Money Matters - Winter 2009

Retaining your title?

When a customer becomes insolvent and you have not been paid for the goods you have supplied a ‘Romalpa’, or ‘retention of title’, clause will put you in a much stronger position. A retention of title clause in a sales contract allows a supplier to transfer goods to a customer, yet retain the legal and beneficial title for those goods until they are paid for.

If the customer defaults on payment, the supplier can enter the customer’s premises to inspect or remove its goods. The customer will also accept an obligation to insure the goods and store them separately so that they can be identified.

Contract clauses need to be modified for different types of goods and according to what the supplier wants. It depends on what the customer intends to do with the goods after taking delivery.

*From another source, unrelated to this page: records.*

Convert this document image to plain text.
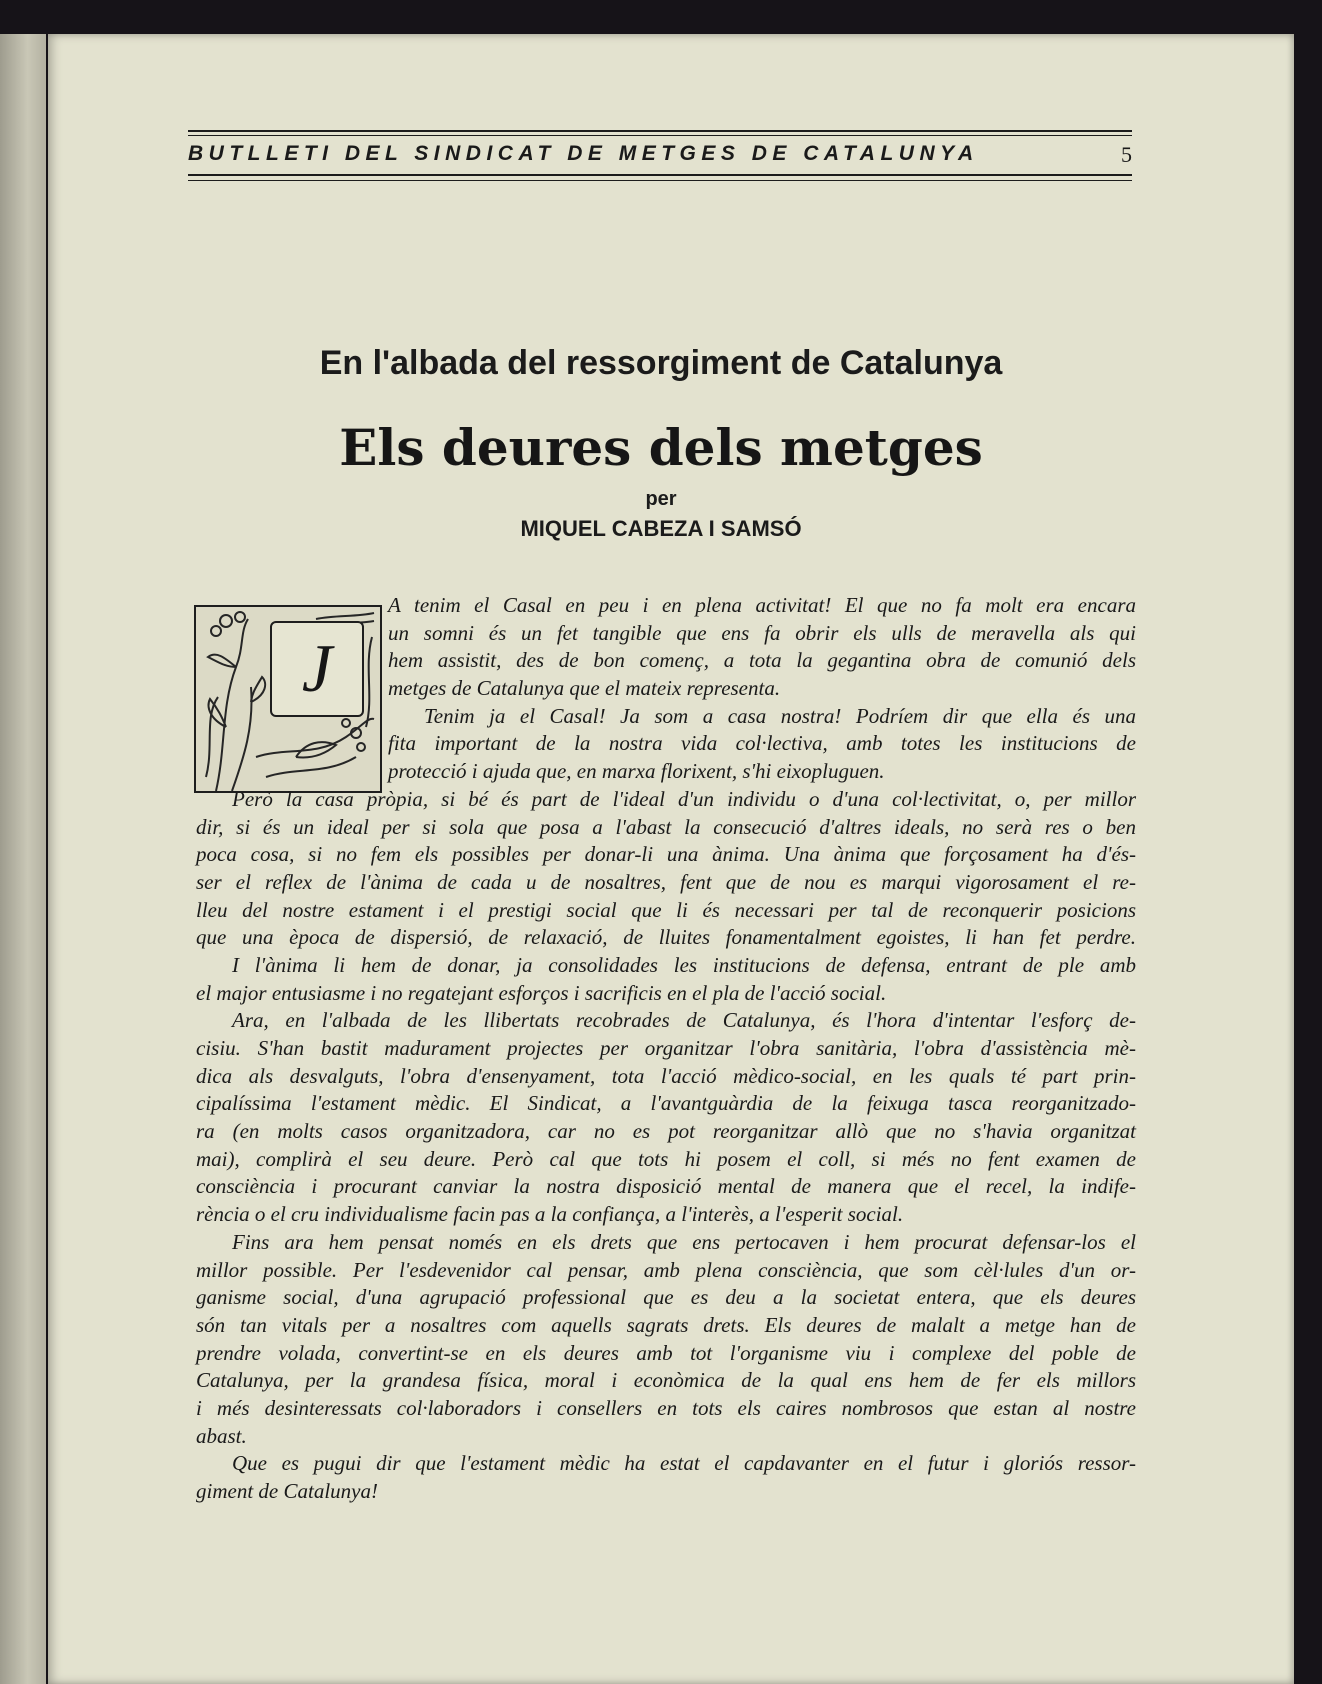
BUTLLETI DEL SINDICAT DE METGES DE CATALUNYA	5
En l'albada del ressorgiment de Catalunya
Els deures dels metges
per
MIQUEL CABEZA I SAMSÓ
J
A tenim el Casal en peu i en plena activitat! El que no fa molt era encara
un somni és un fet tangible que ens fa obrir els ulls de meravella als qui
hem assistit, des de bon començ, a tota la gegantina obra de comunió dels
metges de Catalunya que el mateix representa.
Tenim ja el Casal! Ja som a casa nostra! Podríem dir que ella és una
fita important de la nostra vida col·lectiva, amb totes les institucions de
protecció i ajuda que, en marxa florixent, s'hi eixopluguen.
Però la casa pròpia, si bé és part de l'ideal d'un individu o d'una col·lectivitat, o, per millor
dir, si és un ideal per si sola que posa a l'abast la consecució d'altres ideals, no serà res o ben
poca cosa, si no fem els possibles per donar-li una ànima. Una ànima que forçosament ha d'és-
ser el reflex de l'ànima de cada u de nosaltres, fent que de nou es marqui vigorosament el re-
lleu del nostre estament i el prestigi social que li és necessari per tal de reconquerir posicions
que una època de dispersió, de relaxació, de lluites fonamentalment egoistes, li han fet perdre.
I l'ànima li hem de donar, ja consolidades les institucions de defensa, entrant de ple amb
el major entusiasme i no regatejant esforços i sacrificis en el pla de l'acció social.
Ara, en l'albada de les llibertats recobrades de Catalunya, és l'hora d'intentar l'esforç de-
cisiu. S'han bastit madurament projectes per organitzar l'obra sanitària, l'obra d'assistència mè-
dica als desvalguts, l'obra d'ensenyament, tota l'acció mèdico-social, en les quals té part prin-
cipalíssima l'estament mèdic. El Sindicat, a l'avantguàrdia de la feixuga tasca reorganitzado-
ra (en molts casos organitzadora, car no es pot reorganitzar allò que no s'havia organitzat
mai), complirà el seu deure. Però cal que tots hi posem el coll, si més no fent examen de
consciència i procurant canviar la nostra disposició mental de manera que el recel, la indife-
rència o el cru individualisme facin pas a la confiança, a l'interès, a l'esperit social.
Fins ara hem pensat només en els drets que ens pertocaven i hem procurat defensar-los el
millor possible. Per l'esdevenidor cal pensar, amb plena consciència, que som cèl·lules d'un or-
ganisme social, d'una agrupació professional que es deu a la societat entera, que els deures
són tan vitals per a nosaltres com aquells sagrats drets. Els deures de malalt a metge han de
prendre volada, convertint-se en els deures amb tot l'organisme viu i complexe del poble de
Catalunya, per la grandesa física, moral i econòmica de la qual ens hem de fer els millors
i més desinteressats col·laboradors i consellers en tots els caires nombrosos que estan al nostre
abast.
Que es pugui dir que l'estament mèdic ha estat el capdavanter en el futur i gloriós ressor-
giment de Catalunya!
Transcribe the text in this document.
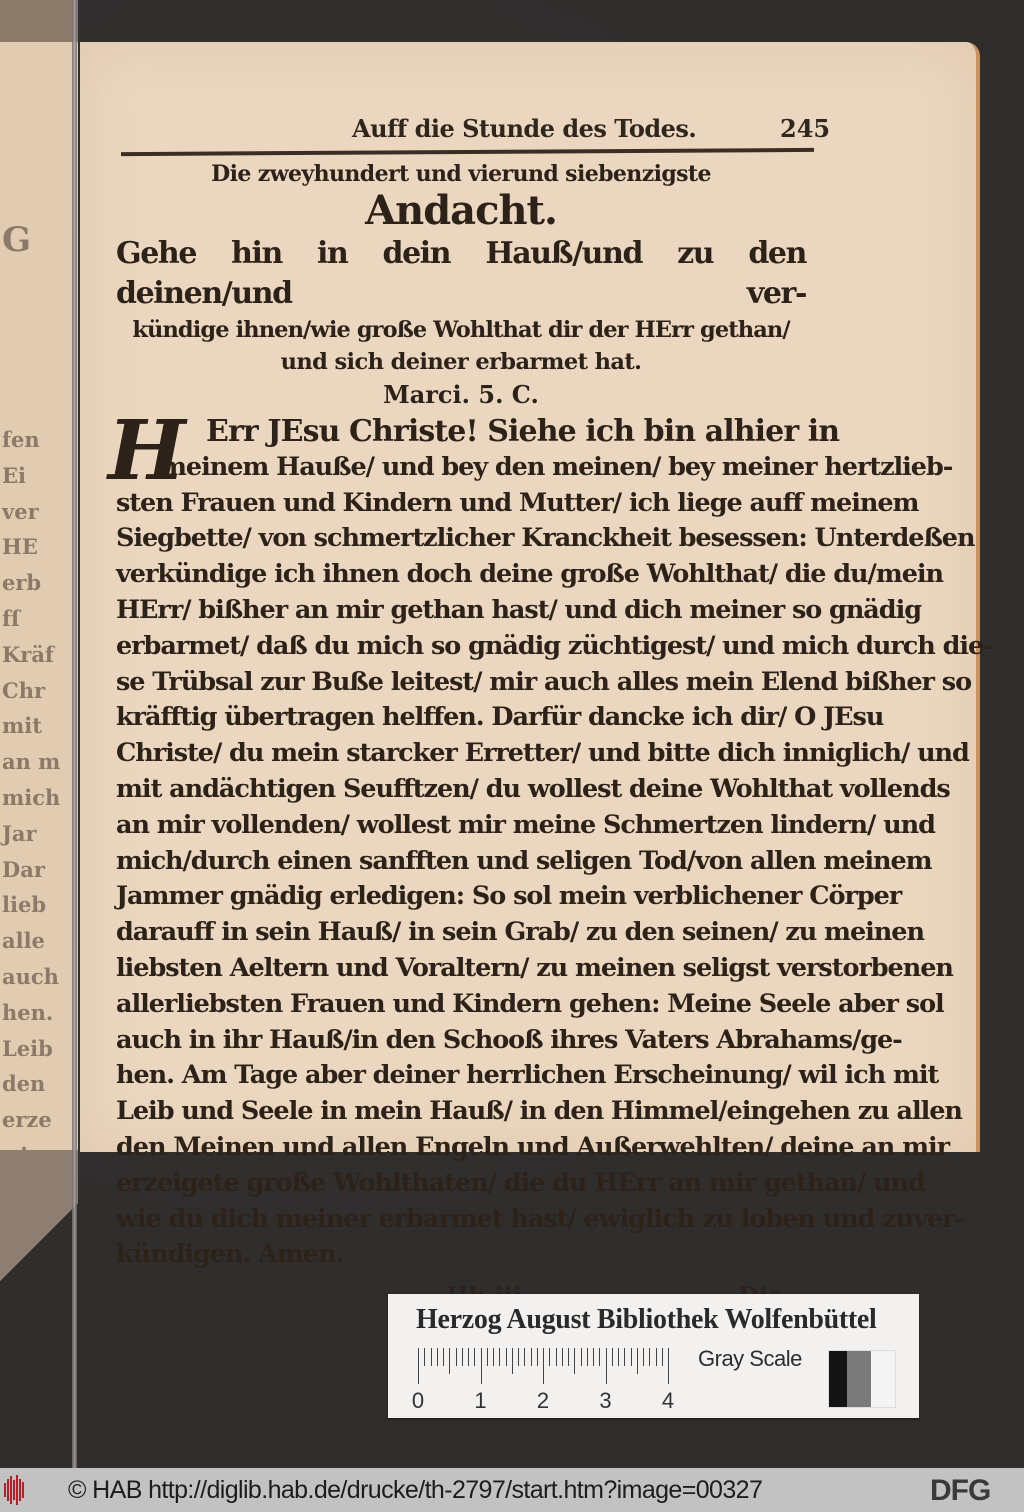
G
fen
Ei
ver
HE
erb
fſ
Kräf
Chr
mit
an m
mich
Jar
Dar
lieb
alle
auch
hen.
Leib
den
erze
Auff die Stunde des Todes.	245
Die zweyhundert und vierund siebenzigste
Andacht.
Gehe hin in dein Hauß/und zu den deinen/und ver-
kündige ihnen/wie große Wohlthat dir der HErr gethan/
und sich deiner erbarmet hat.
Marci. 5. C.
H Err JEsu Christe! Siehe ich bin alhier in
meinem Hauße/ und bey den meinen/ bey meiner hertzlieb-
sten Frauen und Kindern und Mutter/ ich liege auff meinem
Siegbette/ von schmertzlicher Kranckheit besessen: Unterdeßen
verkündige ich ihnen doch deine große Wohlthat/ die du/mein
HErr/ bißher an mir gethan hast/ und dich meiner so gnädig
erbarmet/ daß du mich so gnädig züchtigest/ und mich durch die-
se Trübsal zur Buße leitest/ mir auch alles mein Elend bißher so
kräfftig übertragen helffen. Darfür dancke ich dir/ O JEsu
Christe/ du mein starcker Erretter/ und bitte dich inniglich/ und
mit andächtigen Seufftzen/ du wollest deine Wohlthat vollends
an mir vollenden/ wollest mir meine Schmertzen lindern/ und
mich/durch einen sanfften und seligen Tod/von allen meinem
Jammer gnädig erledigen: So sol mein verblichener Cörper
darauff in sein Hauß/ in sein Grab/ zu den seinen/ zu meinen
liebsten Aeltern und Voraltern/ zu meinen seligst verstorbenen
allerliebsten Frauen und Kindern gehen: Meine Seele aber sol
auch in ihr Hauß/in den Schooß ihres Vaters Abrahams/ge-
hen. Am Tage aber deiner herrlichen Erscheinung/ wil ich mit
Leib und Seele in mein Hauß/ in den Himmel/eingehen zu allen
den Meinen und allen Engeln und Außerwehlten/ deine an mir
erzeigete große Wohlthaten/ die du HErr an mir gethan/ und
wie du dich meiner erbarmet hast/ ewiglich zu loben und zuver-
kündigen. Amen.
Herzog August Bibliothek Wolfenbüttel
0 1 2 3 4
Gray Scale
© HAB http://diglib.hab.de/drucke/th-2797/start.htm?image=00327	DFG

For example, the most basic retention of title clause will not be effective if the goods are immediately re-sold, or are incorporated into a building or manufacturing process, because they can no longer be separately identified. Where a supplier is selling a high volume of goods on credit to the same customer, it may not be practical to separately identify each item and match it to a particular payment made.

Contract clauses can be modified to include:

A retention of title clause, allowing the supplier to remove its own goods. It will generally contain a clause to claim the proceeds if its own goods have instead been sold on.

An aggregated title clause, allowing the supplier to retain title of the output, or a portion of it, that has been produced after its goods have been incorporated into a building or manufacturing process.

An all sums clause, or ‘all monies’ clause, which is suitable where there is a high volume of goods and matching each item to an amount paid is complicated. Title to the goods will not pass until all sums for all debts owed by the customer are paid.

A proceeds of sale clause, which is useful where the goods are to be modified for use in a manufacturing process or building. This will allow the supplier to sell off or acquire the title in the goods or building that is created.

While these clauses all provide some protection for the supplier if a customer defaults on payment or goes bankrupt, it is difficult to ensure that goods are not damaged. Conflicts may also arise with other suppliers if they too have included aggregated title and proceeds of sale clauses into their contracts. Of course, a contract will combine several clauses so legal advice is required.